I just made the PDF file that I re-uploaded available on our website. Here’s a link - http://digitalarchives.sjc.edu/. It is the first item listed under “Recently Added Items” and the item name is [Untitled]. This was a file that I had loaded successfully before. I have not changed anything in my process of creating PDFs and loading them to Omeka.

Okay, that PDF does indeed have its images encoded as JPEG2000.

I was able to upload it and create thumbnails with no problem, so it’s almost definitely an issue with the Ghostscript install on your server.

This has me stumped. I had kept the updated Ghostscript at /usr/bin so no path changes should be necessary. Out of curiosity what is your server environment in terms of distro, PHP/MySQL versions, and ghostscript/ImageMagick versions?

My personal server I linked to is Gentoo, so it’s not exactly a template to work from for you I’m sure. It has Ghostscript 9.21 and ImageMagick 7.0.7-19, both from the package manager.

That said, I also tried it out on another more normal server which also had no problem and is just running Centos 6.9 (with the ghostscript 9.22 binary from ghostscript.com, though). The ImageMagick is actually an older one than yours (6.7.2-7), but it’s the Centos stock package.

PHP and MySQL really shouldn’t matter at all, but they’re also significantly different between various places where this is working fine.

I’m still fairly confident in my diagnosis that it’s just Ghostscript that’s the relevant piece of the puzzle here. I probably can’t say much more without being on the server in question.

This was the issue. The pre-built binary doesn’t work but building from source does. So something with both the stock version of gs on Centos7 as well as replacing it with the prebuilt binary, but if you build from source it works (I suspect it may have something to do with openjpeg2).

@kupke You’re good to go, tested in your account and it’s working.

That’s interesting… I know I’ve been able to use their binary in the past on Centos servers, but perhaps something has changed…

At any rate, glad to hear you tracked it down. There’s a lot of layers involved for something seemingly so simple, before you even get to Omeka.

I’m glad this problem was resolved. I just did my own test as well, and it does indeed generate the thumbnails correctly now.

We’re having the same issue, I believe, working on a VPS with CentOS 7 running and only started to run into problems recently. The thumbnails for the PDFs are generating the OCR’ed text rather than a JPG image. We have Ghostscript 9.07 running. I don’t really understand how to fix this based on this thread- can you explain what/where/how to “build from source”? Must this be done at command line or can I use the Plesk panel I typically use?

It does require the use of command line, install instructions are at https://www.ghostscript.com/doc/9.21/Install.htm#Install_Unix but essentially building from source means downloading the copy you need and then navigating to the folder you downloaded/extracted it to and running:

./configure
make
make install

I don’t use Plesk but it’s unlikely they would have a more automated way of doing this.

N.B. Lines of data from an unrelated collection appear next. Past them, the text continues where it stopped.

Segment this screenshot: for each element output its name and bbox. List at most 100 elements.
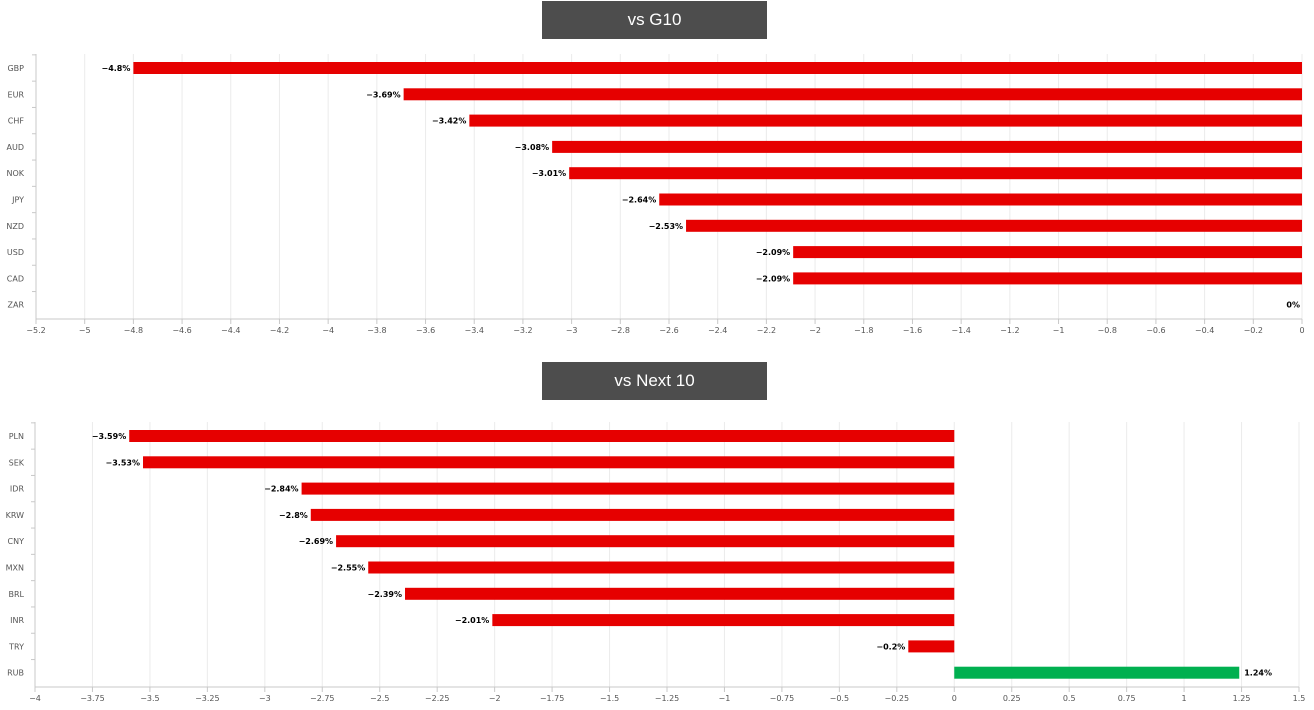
x-tick-label: −3.8 — [367, 326, 386, 335]
x-tick-label: −1.8 — [854, 326, 873, 335]
x-tick-label: −1.75 — [540, 694, 565, 703]
x-tick-label: −1.25 — [655, 694, 680, 703]
data-label-try: −0.2% — [876, 642, 905, 651]
category-label-idr: IDR — [10, 485, 25, 494]
bar-rub — [954, 666, 1240, 679]
category-label-sek: SEK — [9, 458, 25, 467]
data-label-brl: −2.39% — [368, 590, 402, 599]
category-label-zar: ZAR — [7, 301, 24, 310]
bar-nok — [569, 167, 1302, 180]
x-tick-label: 0 — [1299, 326, 1304, 335]
x-tick-label: 0.25 — [1003, 694, 1021, 703]
bar-inr — [492, 614, 955, 627]
data-label-cny: −2.69% — [299, 537, 333, 546]
category-label-eur: EUR — [8, 90, 25, 99]
x-tick-label: −4 — [322, 326, 334, 335]
x-tick-label: −0.75 — [770, 694, 795, 703]
x-tick-label: −1.6 — [903, 326, 922, 335]
category-label-usd: USD — [7, 248, 24, 257]
bar-idr — [301, 482, 955, 495]
x-tick-label: −0.25 — [885, 694, 910, 703]
x-tick-label: −2.2 — [757, 326, 776, 335]
bar-pln — [129, 430, 955, 442]
x-tick-label: −5.2 — [26, 326, 45, 335]
category-label-gbp: GBP — [7, 64, 24, 73]
x-tick-label: −2.6 — [659, 326, 678, 335]
x-tick-label: 1.25 — [1233, 694, 1251, 703]
bar-mxn — [368, 561, 955, 574]
category-label-cny: CNY — [8, 537, 25, 546]
bar-krw — [310, 508, 955, 521]
category-label-chf: CHF — [8, 117, 25, 126]
category-label-nok: NOK — [6, 169, 24, 178]
bar-chart-g10: −5.2 −5 −4.8 −4.6 −4.4 −4.2 −4 −3.8 −3.6 −3.4 −3.2… — [6, 54, 1305, 335]
data-label-cad: −2.09% — [756, 274, 790, 283]
data-label-mxn: −2.55% — [331, 564, 365, 573]
bar-nzd — [686, 219, 1302, 232]
x-tick-label: −3.75 — [80, 694, 105, 703]
bar-jpy — [659, 193, 1302, 206]
x-tick-label: 0.5 — [1063, 694, 1076, 703]
x-tick-label: −2.8 — [611, 326, 630, 335]
data-label-nok: −3.01% — [532, 169, 566, 178]
category-label-rub: RUB — [7, 669, 24, 678]
category-label-jpy: JPY — [11, 196, 24, 205]
x-tick-label: 0.75 — [1118, 694, 1136, 703]
data-label-krw: −2.8% — [279, 511, 308, 520]
x-tick-label: −0.4 — [1195, 326, 1214, 335]
data-label-sek: −3.53% — [106, 458, 140, 467]
category-label-cad: CAD — [7, 274, 24, 283]
bar-gbp — [133, 62, 1302, 74]
x-tick-label: −3.6 — [416, 326, 435, 335]
data-label-chf: −3.42% — [432, 117, 466, 126]
x-tick-label: −2 — [809, 326, 821, 335]
x-tick-label: −0.6 — [1146, 326, 1165, 335]
category-label-nzd: NZD — [6, 222, 24, 231]
x-tick-label: −2.5 — [370, 694, 389, 703]
bar-eur — [403, 88, 1302, 101]
x-tick-label: −5 — [79, 326, 91, 335]
x-tick-label: −1 — [719, 694, 731, 703]
x-tick-label: −4.6 — [172, 326, 191, 335]
x-tick-label: −3.4 — [465, 326, 484, 335]
bar-usd — [793, 246, 1302, 259]
x-tick-label: −4.4 — [221, 326, 240, 335]
chart-title-g10: vs G10 — [542, 1, 767, 39]
category-label-pln: PLN — [9, 432, 24, 441]
x-tick-label: 0 — [952, 694, 957, 703]
x-tick-label: −3 — [259, 694, 271, 703]
data-label-jpy: −2.64% — [622, 196, 656, 205]
x-tick-label: −0.2 — [1244, 326, 1263, 335]
data-label-usd: −2.09% — [756, 248, 790, 257]
data-label-aud: −3.08% — [515, 143, 549, 152]
x-tick-label: −1 — [1053, 326, 1065, 335]
data-label-gbp: −4.8% — [101, 64, 130, 73]
category-label-krw: KRW — [6, 511, 24, 520]
x-tick-label: −2.4 — [708, 326, 727, 335]
bar-chf — [469, 114, 1302, 127]
category-label-try: TRY — [8, 642, 24, 651]
x-tick-label: −3.5 — [140, 694, 159, 703]
data-label-nzd: −2.53% — [649, 222, 683, 231]
x-tick-label: −2.75 — [310, 694, 335, 703]
category-label-aud: AUD — [7, 143, 25, 152]
bar-try — [908, 640, 955, 653]
category-label-brl: BRL — [8, 590, 24, 599]
bar-cny — [336, 535, 955, 548]
x-tick-label: −1.2 — [1000, 326, 1019, 335]
x-tick-label: −4 — [29, 694, 41, 703]
data-label-zar: 0% — [1286, 301, 1300, 310]
data-label-inr: −2.01% — [455, 616, 489, 625]
x-tick-label: 1.5 — [1293, 694, 1306, 703]
x-tick-label: −4.8 — [124, 326, 143, 335]
data-label-rub: 1.24% — [1244, 669, 1272, 678]
category-label-inr: INR — [10, 616, 24, 625]
x-tick-label: −0.8 — [1098, 326, 1117, 335]
data-label-idr: −2.84% — [264, 485, 298, 494]
chart-title-next10: vs Next 10 — [542, 362, 767, 400]
x-tick-label: −4.2 — [270, 326, 289, 335]
x-tick-label: −1.4 — [951, 326, 970, 335]
bar-aud — [552, 140, 1302, 153]
x-tick-label: 1 — [1182, 694, 1187, 703]
data-label-pln: −3.59% — [92, 432, 126, 441]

Thanks for the response and help! Just a quick question - which ghostscript would I install exactly? I see a list here:

https://www.ghostscript.com/download.html

Not sure which one I need to choose. So I guess I’d download then upload it to the server then login at command line and do as you said above - I have no idea where it resides on the server currently, so I’ll have to dig around.

It would be the first one, vanilla Ghostscript. Here’s the direct link to the latest source version https://github.com/ArtifexSoftware/ghostpdl-downloads/releases/download/gs925/ghostscript-9.25.tar.gz

1 Like

Thanks or the quick response, really appreciate it!